Here is a list of issued certificates crt.sh | jocoemn.org

the tool I am using, /opt/bitnami/bncert-tool, is supposed to replace it but can't. It gives the error message. Is this a bitnami issue? I am stuck with no documentation that helps.

Also using Let's Debug give results of OK here https://letsdebug.net/jocoemn.org/2236639

Edit

And these all show the presently being served certificate is fine:

• https://decoder.link/sslchecker/jocoemn.org/443
• SSL Server Test: jocoemn.org (Powered by Qualys SSL Labs)
• Hardenize Report: jocoemn.org
• jocoemn.org | SSL Web Server Test Results (Sep 27 2024) • Wormly Monitoring

Why are you using Let’s Encrypt to revoke a certificate issued by "C=GB, ST=Greater Manchester, L=Salford, O=Sectigo Limited, CN=Sectigo RSA Domain Validation Secure Server CA"
That would be certian to fail.

I'm guessing there's bitnami documentation somewhere on how to get a certificate. I don't think anyone here has any idea why it would be wanting to revoke a certificate if you haven't specifically asked it to; revoking is a rare thing only useful for when the private key is compromised or you no longer control the domain name.

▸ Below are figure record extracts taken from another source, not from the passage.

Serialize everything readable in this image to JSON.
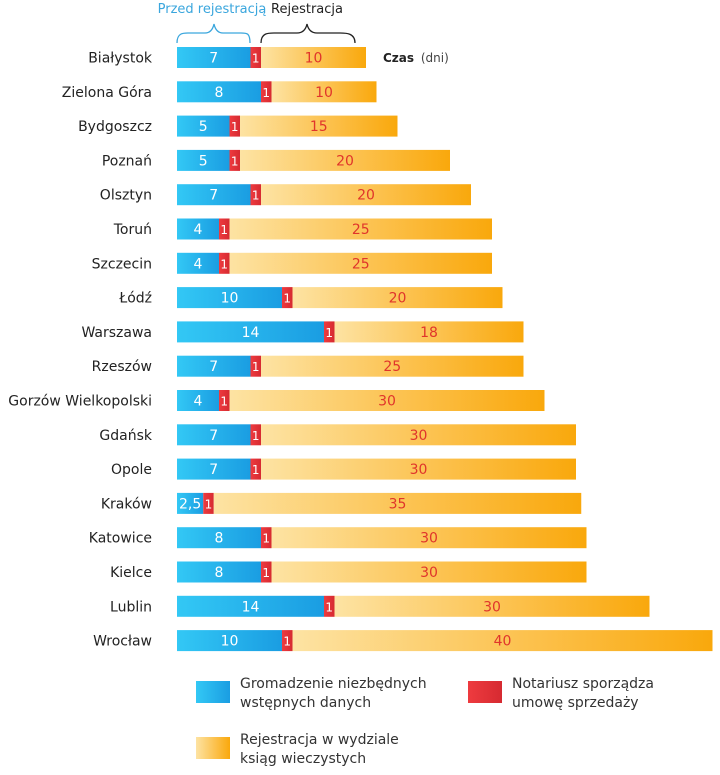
{
  "chart_data": {
    "type": "bar",
    "stacked": true,
    "orientation": "horizontal",
    "header_before": "Przed rejestracją",
    "header_after": "Rejestracja",
    "unit_label_bold": "Czas",
    "unit_label_rest": "(dni)",
    "categories": [
      "Białystok",
      "Zielona Góra",
      "Bydgoszcz",
      "Poznań",
      "Olsztyn",
      "Toruń",
      "Szczecin",
      "Łódź",
      "Warszawa",
      "Rzeszów",
      "Gorzów Wielkopolski",
      "Gdańsk",
      "Opole",
      "Kraków",
      "Katowice",
      "Kielce",
      "Lublin",
      "Wrocław"
    ],
    "series": [
      {
        "name": "Gromadzenie niezbędnych wstępnych danych",
        "color": "#1ab6ee",
        "values": [
          7,
          8,
          5,
          5,
          7,
          4,
          4,
          10,
          14,
          7,
          4,
          7,
          7,
          2.5,
          8,
          8,
          14,
          10
        ],
        "labels": [
          "7",
          "8",
          "5",
          "5",
          "7",
          "4",
          "4",
          "10",
          "14",
          "7",
          "4",
          "7",
          "7",
          "2,5",
          "8",
          "8",
          "14",
          "10"
        ]
      },
      {
        "name": "Notariusz sporządza umowę sprzedaży",
        "color": "#e8343a",
        "values": [
          1,
          1,
          1,
          1,
          1,
          1,
          1,
          1,
          1,
          1,
          1,
          1,
          1,
          1,
          1,
          1,
          1,
          1
        ],
        "labels": [
          "1",
          "1",
          "1",
          "1",
          "1",
          "1",
          "1",
          "1",
          "1",
          "1",
          "1",
          "1",
          "1",
          "1",
          "1",
          "1",
          "1",
          "1"
        ]
      },
      {
        "name": "Rejestracja w wydziale ksiąg wieczystych",
        "color": "#fbb416",
        "values": [
          10,
          10,
          15,
          20,
          20,
          25,
          25,
          20,
          18,
          25,
          30,
          30,
          30,
          35,
          30,
          30,
          30,
          40
        ],
        "labels": [
          "10",
          "10",
          "15",
          "20",
          "20",
          "25",
          "25",
          "20",
          "18",
          "25",
          "30",
          "30",
          "30",
          "35",
          "30",
          "30",
          "30",
          "40"
        ]
      }
    ],
    "legend": [
      {
        "line1": "Gromadzenie niezbędnych",
        "line2": "wstępnych danych",
        "color": "#1ab6ee"
      },
      {
        "line1": "Notariusz sporządza",
        "line2": "umowę sprzedaży",
        "color": "#e8343a"
      },
      {
        "line1": "Rejestracja w wydziale",
        "line2": "ksiąg wieczystych",
        "color": "#fbb416"
      }
    ],
    "xlabel": "",
    "ylabel": ""
  }
}
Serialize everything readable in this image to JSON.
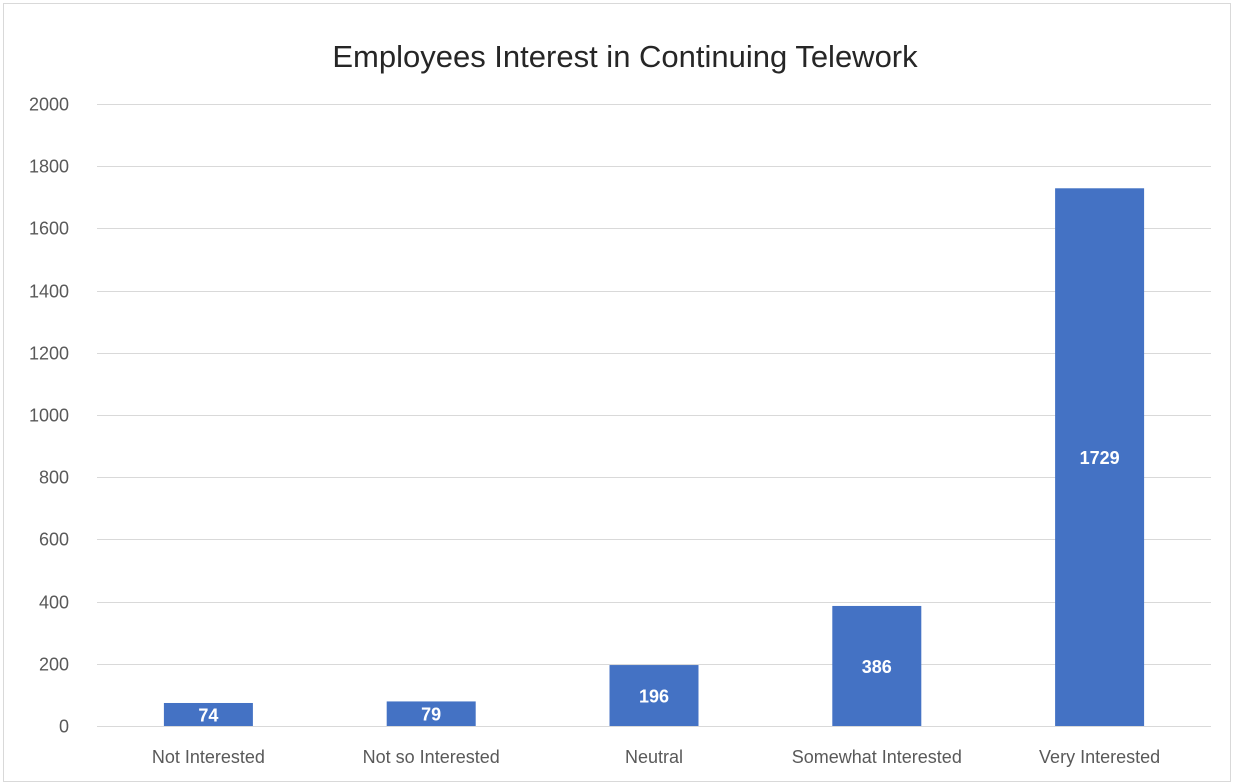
{
  "chart_data": {
    "type": "bar",
    "title": "Employees Interest in Continuing Telework",
    "xlabel": "",
    "ylabel": "",
    "categories": [
      "Not Interested",
      "Not so Interested",
      "Neutral",
      "Somewhat Interested",
      "Very Interested"
    ],
    "values": [
      74,
      79,
      196,
      386,
      1729
    ],
    "data_labels": [
      "74",
      "79",
      "196",
      "386",
      "1729"
    ],
    "ylim": [
      0,
      2000
    ],
    "yticks": [
      0,
      200,
      400,
      600,
      800,
      1000,
      1200,
      1400,
      1600,
      1800,
      2000
    ],
    "grid": true,
    "legend": "none",
    "colors": {
      "bar": "#4472C4",
      "gridline": "#d9d9d9",
      "axis_text": "#595959",
      "title_text": "#262626",
      "data_label_text": "#ffffff"
    }
  }
}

Really? Looks like server: LiteSpeed to me.

$ curl -Ii http://jocoemn.org/.well-known/acme-challenge/sometestfile
HTTP/1.1 301 Moved Permanently
keep-alive: timeout=5, max=100
date: Fri, 27 Sep 2024 01:39:09 GMT
server: LiteSpeed
location: https://jocoemn.org/.well-known/acme-challenge/sometestfile
x-turbo-charged-by: LiteSpeed

$ curl -k -Ii https://jocoemn.org/.well-known/acme-challenge/sometestfile
HTTP/2 404
date: Fri, 27 Sep 2024 01:39:21 GMT
server: LiteSpeed
x-turbo-charged-by: LiteSpeed

Hi @vpetrill,

Those two do not match. What is the domain name with the issue?

Edit:

The domain name jocoeats.org has been issued Let’s Encrypt certificates, crt.sh | jocoeats.org and this certificate crt.sh | 14522798191 has been revoked.

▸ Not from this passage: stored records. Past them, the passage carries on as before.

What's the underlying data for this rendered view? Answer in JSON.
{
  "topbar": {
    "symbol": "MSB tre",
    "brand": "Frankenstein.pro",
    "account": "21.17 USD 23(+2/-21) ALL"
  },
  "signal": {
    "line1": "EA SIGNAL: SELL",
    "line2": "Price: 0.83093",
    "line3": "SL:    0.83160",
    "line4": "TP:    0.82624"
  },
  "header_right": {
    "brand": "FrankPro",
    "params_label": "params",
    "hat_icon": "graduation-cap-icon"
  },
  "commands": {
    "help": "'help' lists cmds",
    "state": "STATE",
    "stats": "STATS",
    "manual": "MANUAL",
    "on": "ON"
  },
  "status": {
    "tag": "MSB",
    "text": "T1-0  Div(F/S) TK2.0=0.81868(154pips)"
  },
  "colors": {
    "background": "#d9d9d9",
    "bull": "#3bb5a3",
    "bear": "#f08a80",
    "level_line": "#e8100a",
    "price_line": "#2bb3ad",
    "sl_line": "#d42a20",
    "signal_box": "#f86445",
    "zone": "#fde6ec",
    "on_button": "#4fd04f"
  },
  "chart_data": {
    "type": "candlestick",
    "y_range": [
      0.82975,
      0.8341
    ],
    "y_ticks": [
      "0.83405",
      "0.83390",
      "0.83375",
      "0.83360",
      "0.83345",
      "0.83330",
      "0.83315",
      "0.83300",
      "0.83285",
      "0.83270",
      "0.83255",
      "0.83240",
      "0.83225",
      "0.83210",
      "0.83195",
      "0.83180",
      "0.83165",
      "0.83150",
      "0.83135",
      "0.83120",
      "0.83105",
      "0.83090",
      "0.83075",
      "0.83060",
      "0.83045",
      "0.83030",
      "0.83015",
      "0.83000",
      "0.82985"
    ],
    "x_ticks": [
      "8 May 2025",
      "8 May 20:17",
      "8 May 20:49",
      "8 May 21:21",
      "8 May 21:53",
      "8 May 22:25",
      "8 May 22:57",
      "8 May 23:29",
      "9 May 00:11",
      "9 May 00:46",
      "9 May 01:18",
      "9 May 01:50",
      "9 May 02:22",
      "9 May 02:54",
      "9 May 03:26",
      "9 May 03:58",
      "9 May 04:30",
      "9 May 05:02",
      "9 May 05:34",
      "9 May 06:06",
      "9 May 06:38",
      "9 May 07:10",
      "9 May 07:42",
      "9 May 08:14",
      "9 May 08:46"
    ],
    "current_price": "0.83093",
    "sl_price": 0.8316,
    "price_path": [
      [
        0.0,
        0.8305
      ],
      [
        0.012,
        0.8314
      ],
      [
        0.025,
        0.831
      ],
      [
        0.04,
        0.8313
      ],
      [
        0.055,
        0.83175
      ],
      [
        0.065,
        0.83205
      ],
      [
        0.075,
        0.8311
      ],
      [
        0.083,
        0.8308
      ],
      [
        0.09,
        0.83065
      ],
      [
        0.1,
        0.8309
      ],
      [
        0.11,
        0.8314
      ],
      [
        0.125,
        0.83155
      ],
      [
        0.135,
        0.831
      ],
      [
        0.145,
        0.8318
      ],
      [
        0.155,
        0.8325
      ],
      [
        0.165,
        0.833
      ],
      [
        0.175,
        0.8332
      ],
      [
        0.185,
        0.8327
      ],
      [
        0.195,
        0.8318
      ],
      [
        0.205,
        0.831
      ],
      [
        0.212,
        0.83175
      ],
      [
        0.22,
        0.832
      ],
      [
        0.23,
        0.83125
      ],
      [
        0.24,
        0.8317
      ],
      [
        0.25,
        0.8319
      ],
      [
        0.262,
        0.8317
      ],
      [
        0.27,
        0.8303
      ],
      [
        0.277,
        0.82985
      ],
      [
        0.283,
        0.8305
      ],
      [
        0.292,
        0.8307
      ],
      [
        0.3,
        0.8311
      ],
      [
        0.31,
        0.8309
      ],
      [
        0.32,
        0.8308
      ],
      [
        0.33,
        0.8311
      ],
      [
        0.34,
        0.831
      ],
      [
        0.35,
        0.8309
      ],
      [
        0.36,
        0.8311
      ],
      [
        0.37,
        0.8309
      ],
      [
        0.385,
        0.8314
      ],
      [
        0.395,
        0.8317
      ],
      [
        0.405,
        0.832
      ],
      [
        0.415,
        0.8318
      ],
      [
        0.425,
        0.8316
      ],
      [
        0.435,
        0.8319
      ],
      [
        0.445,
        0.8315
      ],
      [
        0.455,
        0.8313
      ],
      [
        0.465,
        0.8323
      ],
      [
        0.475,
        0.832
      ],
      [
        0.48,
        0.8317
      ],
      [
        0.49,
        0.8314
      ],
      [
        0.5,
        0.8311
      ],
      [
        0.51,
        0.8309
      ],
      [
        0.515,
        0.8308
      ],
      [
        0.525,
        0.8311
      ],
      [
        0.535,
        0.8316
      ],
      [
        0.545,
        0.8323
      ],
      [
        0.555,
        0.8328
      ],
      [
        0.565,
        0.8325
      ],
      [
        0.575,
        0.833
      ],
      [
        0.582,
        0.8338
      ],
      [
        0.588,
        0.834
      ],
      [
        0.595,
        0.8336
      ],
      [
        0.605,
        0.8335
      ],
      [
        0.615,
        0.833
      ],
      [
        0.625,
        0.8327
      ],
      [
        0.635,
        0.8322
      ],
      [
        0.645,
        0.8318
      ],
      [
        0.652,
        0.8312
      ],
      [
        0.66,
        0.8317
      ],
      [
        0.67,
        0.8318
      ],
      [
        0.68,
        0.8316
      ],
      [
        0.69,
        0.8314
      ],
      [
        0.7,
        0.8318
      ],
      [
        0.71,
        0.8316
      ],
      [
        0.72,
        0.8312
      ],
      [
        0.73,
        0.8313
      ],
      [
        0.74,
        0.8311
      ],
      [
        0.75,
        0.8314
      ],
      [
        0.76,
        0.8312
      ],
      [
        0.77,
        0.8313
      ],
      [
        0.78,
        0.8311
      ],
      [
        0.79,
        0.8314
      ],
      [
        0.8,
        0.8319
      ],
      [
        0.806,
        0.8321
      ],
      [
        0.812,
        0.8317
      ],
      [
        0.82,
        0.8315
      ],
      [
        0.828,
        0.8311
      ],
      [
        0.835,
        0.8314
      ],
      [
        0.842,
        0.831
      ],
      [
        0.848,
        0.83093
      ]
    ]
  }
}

And the site is serving that revoked certificate

• https://decoder.link/sslchecker/jocoeats.org/443
• SSL Server Test: jocoeats.org (Powered by Qualys SSL Labs)
• Hardenize Report: jocoeats.org

OK, the domain name jocoeats.org this is using Apache.

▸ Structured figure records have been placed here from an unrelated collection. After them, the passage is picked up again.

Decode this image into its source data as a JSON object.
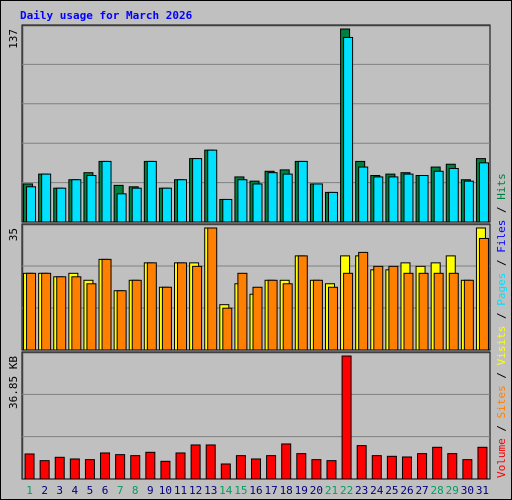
{
  "chart_data": {
    "type": "bar",
    "title": "Daily usage for March 2026",
    "categories": [
      "1",
      "2",
      "3",
      "4",
      "5",
      "6",
      "7",
      "8",
      "9",
      "10",
      "11",
      "12",
      "13",
      "14",
      "15",
      "16",
      "17",
      "18",
      "19",
      "20",
      "21",
      "22",
      "23",
      "24",
      "25",
      "26",
      "27",
      "28",
      "29",
      "30",
      "31"
    ],
    "weekend_days": [
      1,
      7,
      8,
      14,
      15,
      21,
      22,
      28,
      29
    ],
    "panels": [
      {
        "name": "hits-files",
        "ylabel_max": "137",
        "ymax": 137,
        "grid": true,
        "series": [
          {
            "name": "Hits",
            "color": "#008040",
            "values": [
              27,
              34,
              24,
              30,
              35,
              43,
              26,
              25,
              43,
              24,
              30,
              45,
              51,
              16,
              32,
              29,
              36,
              37,
              43,
              27,
              21,
              137,
              43,
              33,
              34,
              35,
              33,
              39,
              41,
              30,
              45
            ]
          },
          {
            "name": "Files",
            "color": "#00e0ff",
            "values": [
              25,
              34,
              24,
              30,
              33,
              43,
              20,
              24,
              43,
              24,
              30,
              45,
              51,
              16,
              30,
              27,
              35,
              34,
              43,
              27,
              21,
              131,
              39,
              32,
              32,
              34,
              33,
              36,
              38,
              29,
              42
            ]
          }
        ]
      },
      {
        "name": "pages-visits",
        "ylabel_max": "35",
        "ymax": 35,
        "grid": true,
        "series": [
          {
            "name": "Pages",
            "color": "#ffff00",
            "values": [
              22,
              22,
              21,
              22,
              20,
              26,
              17,
              20,
              25,
              18,
              25,
              25,
              35,
              13,
              19,
              16,
              20,
              20,
              27,
              20,
              19,
              27,
              27,
              23,
              23,
              25,
              24,
              25,
              27,
              20,
              35
            ]
          },
          {
            "name": "Visits",
            "color": "#ff8000",
            "values": [
              22,
              22,
              21,
              21,
              19,
              26,
              17,
              20,
              25,
              18,
              25,
              24,
              35,
              12,
              22,
              18,
              20,
              19,
              27,
              20,
              18,
              22,
              28,
              24,
              24,
              22,
              22,
              22,
              22,
              20,
              32
            ]
          }
        ]
      },
      {
        "name": "sites-volume",
        "ylabel_max": "36.85 KB",
        "ymax": 36.85,
        "grid": true,
        "series": [
          {
            "name": "Sites",
            "color": "#ff8000",
            "values": []
          },
          {
            "name": "Volume",
            "color": "#ff0000",
            "values": [
              7.5,
              5.5,
              6.5,
              6.0,
              5.8,
              7.8,
              7.3,
              7.0,
              8.0,
              5.3,
              7.8,
              10.2,
              10.2,
              4.5,
              7.0,
              6.0,
              7.0,
              10.5,
              7.6,
              5.8,
              5.5,
              36.85,
              10.0,
              7.0,
              6.8,
              6.6,
              7.6,
              9.5,
              7.6,
              5.8,
              9.5
            ]
          }
        ]
      }
    ],
    "legend": {
      "placement": "right-vertical",
      "items": [
        {
          "text": "Volume",
          "color": "#ff0000"
        },
        {
          "text": "Sites",
          "color": "#ff8000"
        },
        {
          "text": "Visits",
          "color": "#ffff00"
        },
        {
          "text": "Pages",
          "color": "#00e0ff"
        },
        {
          "text": "Files",
          "color": "#0000ff"
        },
        {
          "text": "Hits",
          "color": "#008040"
        }
      ],
      "separator": "/"
    },
    "colors": {
      "background": "#c0c0c0",
      "plot_background": "#c0c0c0",
      "title": "#0000ff",
      "axis_label": "#000000",
      "weekday_label": "#000080",
      "weekend_label": "#00a060"
    }
  }
}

$ curl -Ii http://jocoeats.org/.well-known/acme-challenge/sometestfile
HTTP/1.1 404 Not Found
Date: Fri, 27 Sep 2024 02:21:37 GMT
Server: Apache
Content-Type: text/html; charset=iso-8859-1

$ curl -Ii http://jocoeats.org/
HTTP/1.1 301 Moved Permanently
Date: Fri, 27 Sep 2024 02:21:55 GMT
Server: Apache
X-Redirect-By: WordPress
Location: https://jocoeats.org/
Content-Type: text/html; charset=UTF-8

$ curl -k -Ii https://jocoeats.org/
HTTP/1.1 200 OK
Date: Fri, 27 Sep 2024 02:22:08 GMT
Server: Apache
Link: <https://jocoeats.org/wp-json/>; rel="https://api.w.org/", <https://jocoeats.org/wp-json/wp/v2/pages/30>; rel="alternate"; title="JSON"; type="application/json", <https://jocoeats.org/>; rel=shortlink
Content-Type: text/html; charset=UTF-8

Thank you very much for your response and research and I can't apologize enough for mistyping the domain. It should have been jocoeats.org. With the tool you referenced here I see it is revoked. crt.sh | 14522798191. Bitnami's bncert is a tool that is supposed to manage certificates for people like me know they need them and that is about all they know about them. Guess I now need to learn more.
I needed to add an additional domain to my servers certificate. bncert won't request a certificate without first revoking the one it thinks is in place. It must have revoked the certificate the first time I ran the tool but the process failed later on. Now each time I run the tool it fails when it tries to revoke the certificate. It does sound like it's a bncert issue. I will go down that path but may come back here if I need more info. Thanks again.

In case you don't know yet here is the bncert troubleshooting guide: Learn about the Bitnami HTTPS Configuration Tool

And, this problem seems vaguely familiar. If all else fails you might try what this person did

This topic was automatically closed 30 days after the last reply. New replies are no longer allowed.